Combination therapy counteracts the enhanced transmission of drug-resistant malaria parasites to mosquitoes.

Malaria parasites carrying genes conferring resistance to antimalarials are thought to have a selective advantage which leads to higher rates of transmissibility from the drug-treated host. This is a likely mechanism for the increasing prevalence of parasites with resistance to chloroquine (CQ) and sulfadoxine-pyrimethamine in sub-Saharan Africa. Combination therapy is the key strategy being implemented to reduce the impact of resistance, but its effect on the transmission of genetically resistant parasites from treated patients to mosquito vectors has not been measured directly.
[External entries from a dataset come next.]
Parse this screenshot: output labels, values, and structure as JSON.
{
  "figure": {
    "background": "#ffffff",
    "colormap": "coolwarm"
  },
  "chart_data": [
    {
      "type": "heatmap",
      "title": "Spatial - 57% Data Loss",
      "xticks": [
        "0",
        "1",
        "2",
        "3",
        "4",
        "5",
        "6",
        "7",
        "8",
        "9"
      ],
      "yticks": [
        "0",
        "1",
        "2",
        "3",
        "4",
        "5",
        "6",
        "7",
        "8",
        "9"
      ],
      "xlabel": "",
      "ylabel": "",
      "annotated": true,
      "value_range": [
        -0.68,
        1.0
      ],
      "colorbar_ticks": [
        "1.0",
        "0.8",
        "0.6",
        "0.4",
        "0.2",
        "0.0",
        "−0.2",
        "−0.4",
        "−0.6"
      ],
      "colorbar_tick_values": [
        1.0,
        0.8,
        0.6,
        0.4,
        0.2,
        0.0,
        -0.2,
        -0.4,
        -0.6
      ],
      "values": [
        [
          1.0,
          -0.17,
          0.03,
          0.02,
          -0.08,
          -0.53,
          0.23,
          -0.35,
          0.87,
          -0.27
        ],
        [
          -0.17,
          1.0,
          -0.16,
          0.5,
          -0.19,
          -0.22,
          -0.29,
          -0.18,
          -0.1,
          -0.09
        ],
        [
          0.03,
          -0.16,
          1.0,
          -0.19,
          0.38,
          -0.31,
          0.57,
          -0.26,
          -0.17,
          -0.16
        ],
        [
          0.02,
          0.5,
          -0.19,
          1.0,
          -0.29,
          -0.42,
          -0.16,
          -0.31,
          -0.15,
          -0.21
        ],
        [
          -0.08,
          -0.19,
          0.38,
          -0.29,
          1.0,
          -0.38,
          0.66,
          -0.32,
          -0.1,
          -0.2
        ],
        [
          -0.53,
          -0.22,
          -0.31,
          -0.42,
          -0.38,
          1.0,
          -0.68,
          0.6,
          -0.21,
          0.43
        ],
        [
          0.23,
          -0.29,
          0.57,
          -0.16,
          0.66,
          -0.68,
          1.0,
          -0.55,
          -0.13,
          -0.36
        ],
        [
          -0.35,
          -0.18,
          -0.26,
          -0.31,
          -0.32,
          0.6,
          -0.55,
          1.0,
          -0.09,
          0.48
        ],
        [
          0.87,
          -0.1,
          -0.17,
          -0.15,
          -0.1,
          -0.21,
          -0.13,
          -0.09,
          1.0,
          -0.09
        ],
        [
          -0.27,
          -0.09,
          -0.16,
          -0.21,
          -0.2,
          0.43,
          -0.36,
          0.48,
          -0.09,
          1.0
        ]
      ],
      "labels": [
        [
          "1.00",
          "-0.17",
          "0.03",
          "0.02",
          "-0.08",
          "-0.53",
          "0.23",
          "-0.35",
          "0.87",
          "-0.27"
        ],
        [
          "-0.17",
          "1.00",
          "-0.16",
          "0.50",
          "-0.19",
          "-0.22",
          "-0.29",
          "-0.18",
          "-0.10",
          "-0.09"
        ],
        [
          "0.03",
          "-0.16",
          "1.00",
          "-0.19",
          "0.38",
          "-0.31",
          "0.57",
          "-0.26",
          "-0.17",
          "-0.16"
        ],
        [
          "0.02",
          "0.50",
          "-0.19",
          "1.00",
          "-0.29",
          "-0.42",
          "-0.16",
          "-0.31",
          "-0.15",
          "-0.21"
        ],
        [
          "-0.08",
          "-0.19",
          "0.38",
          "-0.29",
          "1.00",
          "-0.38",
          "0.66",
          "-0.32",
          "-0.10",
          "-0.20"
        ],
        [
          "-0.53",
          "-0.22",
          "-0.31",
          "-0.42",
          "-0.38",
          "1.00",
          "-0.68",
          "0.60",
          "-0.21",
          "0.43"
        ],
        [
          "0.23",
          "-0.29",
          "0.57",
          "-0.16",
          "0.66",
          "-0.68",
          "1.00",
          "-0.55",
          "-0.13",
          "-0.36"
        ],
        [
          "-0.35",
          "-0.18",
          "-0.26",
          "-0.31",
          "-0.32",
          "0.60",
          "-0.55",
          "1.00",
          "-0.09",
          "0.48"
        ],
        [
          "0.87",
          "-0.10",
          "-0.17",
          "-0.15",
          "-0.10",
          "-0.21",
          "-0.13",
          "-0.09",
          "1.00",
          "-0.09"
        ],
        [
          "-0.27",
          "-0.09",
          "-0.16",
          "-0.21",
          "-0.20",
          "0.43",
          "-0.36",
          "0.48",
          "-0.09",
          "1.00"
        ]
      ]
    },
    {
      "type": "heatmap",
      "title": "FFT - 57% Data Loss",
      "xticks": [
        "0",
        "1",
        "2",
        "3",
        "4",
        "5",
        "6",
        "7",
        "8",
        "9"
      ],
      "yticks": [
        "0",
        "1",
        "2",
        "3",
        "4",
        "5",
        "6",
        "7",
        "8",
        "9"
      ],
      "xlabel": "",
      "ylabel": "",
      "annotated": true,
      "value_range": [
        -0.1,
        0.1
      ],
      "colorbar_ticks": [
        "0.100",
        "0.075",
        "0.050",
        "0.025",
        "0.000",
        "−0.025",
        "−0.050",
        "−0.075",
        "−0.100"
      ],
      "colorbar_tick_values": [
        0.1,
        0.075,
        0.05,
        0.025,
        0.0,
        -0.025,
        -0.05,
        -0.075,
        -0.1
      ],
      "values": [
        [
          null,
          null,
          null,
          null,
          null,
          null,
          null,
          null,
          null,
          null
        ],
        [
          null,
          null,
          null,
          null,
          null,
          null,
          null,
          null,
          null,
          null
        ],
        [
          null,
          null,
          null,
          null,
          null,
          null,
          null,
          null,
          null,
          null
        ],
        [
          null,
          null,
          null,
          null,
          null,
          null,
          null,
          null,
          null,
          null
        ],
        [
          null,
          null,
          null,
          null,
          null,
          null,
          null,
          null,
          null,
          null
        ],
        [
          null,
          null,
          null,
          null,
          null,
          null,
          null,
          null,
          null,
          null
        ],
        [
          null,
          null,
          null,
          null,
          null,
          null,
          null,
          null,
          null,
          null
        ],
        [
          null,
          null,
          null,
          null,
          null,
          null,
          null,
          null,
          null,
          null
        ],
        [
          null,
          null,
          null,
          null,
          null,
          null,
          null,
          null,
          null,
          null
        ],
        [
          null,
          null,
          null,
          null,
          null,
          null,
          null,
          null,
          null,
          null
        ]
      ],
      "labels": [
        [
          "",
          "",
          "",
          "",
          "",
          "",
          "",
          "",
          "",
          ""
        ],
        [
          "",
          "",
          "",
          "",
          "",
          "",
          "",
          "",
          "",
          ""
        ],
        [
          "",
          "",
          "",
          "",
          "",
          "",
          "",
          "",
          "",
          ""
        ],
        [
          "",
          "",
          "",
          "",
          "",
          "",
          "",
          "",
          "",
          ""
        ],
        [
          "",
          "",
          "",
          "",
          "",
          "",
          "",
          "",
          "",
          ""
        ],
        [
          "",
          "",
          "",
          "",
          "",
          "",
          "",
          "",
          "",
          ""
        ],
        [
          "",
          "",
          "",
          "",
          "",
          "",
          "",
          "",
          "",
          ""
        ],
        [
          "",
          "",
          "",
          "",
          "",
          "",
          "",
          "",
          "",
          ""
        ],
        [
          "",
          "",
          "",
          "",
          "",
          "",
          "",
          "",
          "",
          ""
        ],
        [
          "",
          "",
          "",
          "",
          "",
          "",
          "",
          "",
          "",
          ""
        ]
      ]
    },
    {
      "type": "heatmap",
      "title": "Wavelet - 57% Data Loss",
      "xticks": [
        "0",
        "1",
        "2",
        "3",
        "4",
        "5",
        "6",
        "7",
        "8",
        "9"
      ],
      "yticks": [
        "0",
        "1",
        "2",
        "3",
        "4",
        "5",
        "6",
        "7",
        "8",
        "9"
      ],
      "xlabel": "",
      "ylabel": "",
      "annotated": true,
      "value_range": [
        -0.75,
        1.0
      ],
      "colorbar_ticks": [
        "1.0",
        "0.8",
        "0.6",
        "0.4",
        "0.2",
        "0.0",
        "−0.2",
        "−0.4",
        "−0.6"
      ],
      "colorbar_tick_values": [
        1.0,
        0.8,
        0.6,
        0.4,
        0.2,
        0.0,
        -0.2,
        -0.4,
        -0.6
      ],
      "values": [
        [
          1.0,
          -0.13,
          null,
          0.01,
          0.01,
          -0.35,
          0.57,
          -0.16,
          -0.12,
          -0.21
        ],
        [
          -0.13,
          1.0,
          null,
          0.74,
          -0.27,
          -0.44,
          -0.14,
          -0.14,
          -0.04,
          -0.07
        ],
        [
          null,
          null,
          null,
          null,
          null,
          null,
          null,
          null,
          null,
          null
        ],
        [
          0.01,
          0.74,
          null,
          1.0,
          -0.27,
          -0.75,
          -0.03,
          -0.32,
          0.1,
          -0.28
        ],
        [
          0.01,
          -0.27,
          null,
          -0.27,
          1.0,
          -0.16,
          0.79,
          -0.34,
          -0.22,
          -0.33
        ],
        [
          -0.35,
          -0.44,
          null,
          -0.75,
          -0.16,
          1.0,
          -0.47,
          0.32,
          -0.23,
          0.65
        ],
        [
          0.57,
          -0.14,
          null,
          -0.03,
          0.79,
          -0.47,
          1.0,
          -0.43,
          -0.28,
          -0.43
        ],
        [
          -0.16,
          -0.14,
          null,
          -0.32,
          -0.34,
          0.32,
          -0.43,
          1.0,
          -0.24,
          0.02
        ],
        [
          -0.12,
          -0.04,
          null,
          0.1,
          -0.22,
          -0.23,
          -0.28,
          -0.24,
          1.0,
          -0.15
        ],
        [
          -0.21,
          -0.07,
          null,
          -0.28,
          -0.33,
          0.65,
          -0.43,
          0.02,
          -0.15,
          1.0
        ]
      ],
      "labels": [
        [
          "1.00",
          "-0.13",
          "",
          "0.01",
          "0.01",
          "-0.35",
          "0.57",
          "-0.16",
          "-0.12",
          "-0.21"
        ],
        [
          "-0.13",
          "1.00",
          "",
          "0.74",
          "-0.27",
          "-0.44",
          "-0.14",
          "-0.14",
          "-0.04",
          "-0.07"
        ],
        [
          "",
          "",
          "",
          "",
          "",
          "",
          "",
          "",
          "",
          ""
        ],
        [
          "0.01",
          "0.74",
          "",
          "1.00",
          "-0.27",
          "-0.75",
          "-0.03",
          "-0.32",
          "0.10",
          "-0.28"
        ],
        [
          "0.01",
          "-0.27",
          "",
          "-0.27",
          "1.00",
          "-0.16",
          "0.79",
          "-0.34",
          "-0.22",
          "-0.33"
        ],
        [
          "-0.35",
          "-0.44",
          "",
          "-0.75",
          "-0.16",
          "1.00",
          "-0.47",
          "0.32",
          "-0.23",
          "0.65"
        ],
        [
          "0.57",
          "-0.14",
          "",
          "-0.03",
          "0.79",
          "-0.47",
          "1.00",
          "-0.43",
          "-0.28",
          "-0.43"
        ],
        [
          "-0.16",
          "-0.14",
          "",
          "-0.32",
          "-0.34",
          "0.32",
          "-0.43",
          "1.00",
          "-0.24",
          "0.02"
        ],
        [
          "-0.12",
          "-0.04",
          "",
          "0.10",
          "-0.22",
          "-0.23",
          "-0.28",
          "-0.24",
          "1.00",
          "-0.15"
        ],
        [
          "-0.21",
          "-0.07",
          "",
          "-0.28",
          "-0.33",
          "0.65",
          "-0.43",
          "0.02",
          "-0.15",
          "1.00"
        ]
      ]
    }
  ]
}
In a trial comparing CQ monotherapy to the combination CQ plus artesunate (AS) in Gambian children with uncomplicated falciparum malaria, we measured transmissibility by feeding Anopheles gambiae mosquitoes with blood from 43 gametocyte-positive patients through a membrane. In the CQ-treated group, gametocytes from patients carrying parasites with the CQ resistance-associated allele pfcrt-76T prior to treatment produced infected mosquitoes with 38 times higher Plasmodium falciparum oocyst burdens than mosquitoes fed on gametocytes from patients infected with sensitive parasites (P < 0.001). Gametocytes from parasites carrying the resistance-associated allele pfmdr1-86Y produced 14-fold higher oocyst burdens than gametocytes from patients infected with sensitive parasites (P = 0.011). However, parasites carrying either of these resistance-associated alleles pretreatment were not associated with higher mosquito oocyst burdens in the CQ-AS-treated group. Thus, combination therapy overcomes the transmission advantage enjoyed by drug-resistant parasites.